More weird stuff, this time a 2022 release from the Brazilian violist Monteiro. Do you like your music to include some typewriter keys? Well, this is the album for you! Despite my typewriter key snark though, this is difficult but somewhat rewarding processed and messed up solo string music, with various electronics and theoretically a horn player, though you can’t; hear the person because it’s just cut up into the mix. If you are a fan of prepared slow music, you will probably like this. Most of you probably won’t care.

B

Vincent Neal Emerson, The Golden Crystal Kingdom

One subgenre I tend to like is the Texas singer-songwriter. From Townes and Guy to Jimmie Dale/Joe/Butch to Steve Earle and Rodney Crowell and Robert Earl and so many more, the names go on forever. But those guys are all old or dead. Are there new guys? And the answer seems to be yes, at least with Vincent Neil Emerson. I was pretty impressive by his album from last year, which is his 3rd. “The Man from Uvalde” is a powerful song about the shooting there. He does a pretty effective cover of Buffy St. Marie’s “Co’dine” and another of his buddy Charley Crockett’s “Time of the Cottonwood Trees.” Also, to his credit, Emerson, who is Native, came to the defense of St.

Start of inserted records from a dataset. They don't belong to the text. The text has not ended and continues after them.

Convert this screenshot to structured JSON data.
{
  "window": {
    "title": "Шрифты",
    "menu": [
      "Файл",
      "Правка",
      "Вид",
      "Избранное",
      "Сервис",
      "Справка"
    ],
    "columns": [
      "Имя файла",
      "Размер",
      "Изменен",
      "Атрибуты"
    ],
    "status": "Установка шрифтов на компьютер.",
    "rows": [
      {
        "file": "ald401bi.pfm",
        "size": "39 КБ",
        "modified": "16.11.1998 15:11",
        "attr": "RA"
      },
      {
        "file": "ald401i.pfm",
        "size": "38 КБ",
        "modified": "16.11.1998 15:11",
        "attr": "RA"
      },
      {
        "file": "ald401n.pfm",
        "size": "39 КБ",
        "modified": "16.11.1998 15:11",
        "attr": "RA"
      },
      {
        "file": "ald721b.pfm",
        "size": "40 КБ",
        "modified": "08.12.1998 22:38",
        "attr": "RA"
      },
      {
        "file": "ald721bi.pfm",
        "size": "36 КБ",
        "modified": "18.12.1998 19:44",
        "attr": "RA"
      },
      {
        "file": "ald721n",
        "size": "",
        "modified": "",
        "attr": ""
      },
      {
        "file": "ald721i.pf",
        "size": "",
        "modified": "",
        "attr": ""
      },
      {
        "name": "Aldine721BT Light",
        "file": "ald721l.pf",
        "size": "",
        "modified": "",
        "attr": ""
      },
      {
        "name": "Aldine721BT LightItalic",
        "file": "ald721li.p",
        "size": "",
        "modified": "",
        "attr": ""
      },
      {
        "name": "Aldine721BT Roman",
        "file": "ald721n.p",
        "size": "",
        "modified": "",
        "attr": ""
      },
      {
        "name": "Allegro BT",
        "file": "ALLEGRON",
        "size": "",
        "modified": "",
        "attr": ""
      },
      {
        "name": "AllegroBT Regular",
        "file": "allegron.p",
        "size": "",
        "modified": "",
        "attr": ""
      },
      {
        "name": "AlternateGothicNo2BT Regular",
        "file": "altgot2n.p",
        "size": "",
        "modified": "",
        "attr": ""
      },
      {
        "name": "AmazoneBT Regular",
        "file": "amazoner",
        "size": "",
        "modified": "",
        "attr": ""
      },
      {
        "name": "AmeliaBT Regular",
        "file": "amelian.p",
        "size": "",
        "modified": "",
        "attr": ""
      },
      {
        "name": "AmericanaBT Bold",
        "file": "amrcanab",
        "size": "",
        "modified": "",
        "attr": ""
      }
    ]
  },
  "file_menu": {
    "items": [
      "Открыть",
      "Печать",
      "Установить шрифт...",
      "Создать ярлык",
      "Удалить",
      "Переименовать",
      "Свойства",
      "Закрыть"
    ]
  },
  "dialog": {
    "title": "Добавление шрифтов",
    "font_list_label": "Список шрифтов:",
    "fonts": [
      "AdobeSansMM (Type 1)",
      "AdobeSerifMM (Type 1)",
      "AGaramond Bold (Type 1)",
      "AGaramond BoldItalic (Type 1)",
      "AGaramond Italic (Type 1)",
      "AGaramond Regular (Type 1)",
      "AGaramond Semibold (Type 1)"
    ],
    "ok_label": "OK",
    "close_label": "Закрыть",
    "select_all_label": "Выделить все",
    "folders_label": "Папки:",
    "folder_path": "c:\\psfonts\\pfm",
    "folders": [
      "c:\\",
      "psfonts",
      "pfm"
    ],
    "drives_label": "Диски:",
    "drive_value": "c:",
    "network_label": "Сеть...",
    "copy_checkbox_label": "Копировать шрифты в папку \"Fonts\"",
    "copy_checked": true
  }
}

Marie when the grifting race hustlers trying to decide who is and is not Native starting attacking her. But more to the point, he’s a very fine songwriter. I don’t know if I’d say he’s reached full maturity yet; maybe not ever song is actually first rate. That said, he’s moving in that direction, a real talent to follow.

B+

As always, this is an open thread for all things music and art and none things politics.